Trees van Montfoort 

Miño y Dávila Editores 

Barcelona/Buenos Aires, 2025 

336 págs. 

Este libro de Trees van Montfoort aborda un tema de máxima proyección teológica: la crisis ecológica global. Ningún otro asunto parece reclamar con tanta urgencia la atención del pensamiento teológico actual. La publicación coincide con un tiempo en que la amenaza medioambiental pone en riesgo la continuidad de la vida humana y de numerosas especies. Desde la extinción de los grandes saurios, hace 66 millones de años, la vida en la Tierra no había enfrentado un peligro comparable. 

La autora plantea su propósito con una pregunta sencilla y a la vez profundamente interpeladora: “¿Cómo puede el estudio de la teología combatir el cambio climático?”. El libro se inscribe así en el esfuerzo por integrar la reflexión teológica con los desafíos concretos de nuestro tiempo. 

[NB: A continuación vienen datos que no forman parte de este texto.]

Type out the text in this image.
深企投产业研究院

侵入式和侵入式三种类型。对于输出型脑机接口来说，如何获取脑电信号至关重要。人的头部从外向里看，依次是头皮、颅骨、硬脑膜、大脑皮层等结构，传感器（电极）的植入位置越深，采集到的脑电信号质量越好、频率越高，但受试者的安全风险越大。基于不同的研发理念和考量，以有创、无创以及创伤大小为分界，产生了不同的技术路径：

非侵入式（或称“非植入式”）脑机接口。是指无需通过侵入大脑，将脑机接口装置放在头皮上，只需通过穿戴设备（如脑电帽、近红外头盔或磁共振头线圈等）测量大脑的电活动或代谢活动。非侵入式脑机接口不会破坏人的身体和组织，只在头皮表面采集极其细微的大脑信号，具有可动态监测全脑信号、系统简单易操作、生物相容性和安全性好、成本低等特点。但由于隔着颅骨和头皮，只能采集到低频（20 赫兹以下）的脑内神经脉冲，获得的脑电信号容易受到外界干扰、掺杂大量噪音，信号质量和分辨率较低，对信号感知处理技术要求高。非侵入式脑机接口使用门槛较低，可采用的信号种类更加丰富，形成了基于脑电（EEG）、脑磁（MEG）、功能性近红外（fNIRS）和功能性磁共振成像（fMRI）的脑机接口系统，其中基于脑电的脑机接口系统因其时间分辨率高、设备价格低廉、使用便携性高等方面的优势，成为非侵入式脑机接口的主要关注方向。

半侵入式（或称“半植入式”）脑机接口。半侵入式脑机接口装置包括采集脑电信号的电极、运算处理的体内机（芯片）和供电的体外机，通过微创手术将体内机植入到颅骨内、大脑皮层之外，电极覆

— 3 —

Desde la óptica de la teología católica latinoamericana, uno de los tópicos centrales de esta obra resulta especialmente significativo. Montfoort, al igual que otros autores contemporáneos, reconoce que el cristianismo ha tenido alguna responsabilidad teórica en la manera en que los seres humanos hemos habitado el planeta y contribuido a su degradación. El giro antropocéntrico de la modernidad ha dado lugar a una relación de dominio con el resto de la creación, y la teología cristiana –en no pocas ocasiones– ha justificado o, al menos, tolerado esta postura. 

Estamos en el Antropoceno: la era en que tomamos conciencia, como especie, de ser responsables de la situación medioambiental en la que nos encontramos. El Papa Francisco ha apelado a una conversión (Laudato si’ y Laudate Deum), pero algo así está lejos de asegurar nada. 

Por cierto, ha de reconocerse que el cristianismo, al centrarse en el hombre Jesús, ha podido facilitar un dominio humano sobre el planeta perjudicial para los demás seres vivos (animales, plantas, etc.) e inertes (ríos, mares, etc.). El cristianismo es una religión que ofrece salvación al ser humano mediante un ser humano. “Cur Deus homo?”, se preguntaba san Anselmo en el siglo XI. Su respuesta: Dios se hizo hombre para satisfacer su honor herido por el pecado humano, un honor que garantizaba el orden del mundo y la felicidad del hombre. Esta interpretación fue predominante durante siglos. La teología griega del primer milenio ofreció una lectura distinta: más que enfocarse en lo que el ser humano debía hacer para su salvación, subrayaba la iniciativa de Dios, que, mediante su Hijo, incorporaba a los seres humanos –y a la creación entera– en su vida divina. 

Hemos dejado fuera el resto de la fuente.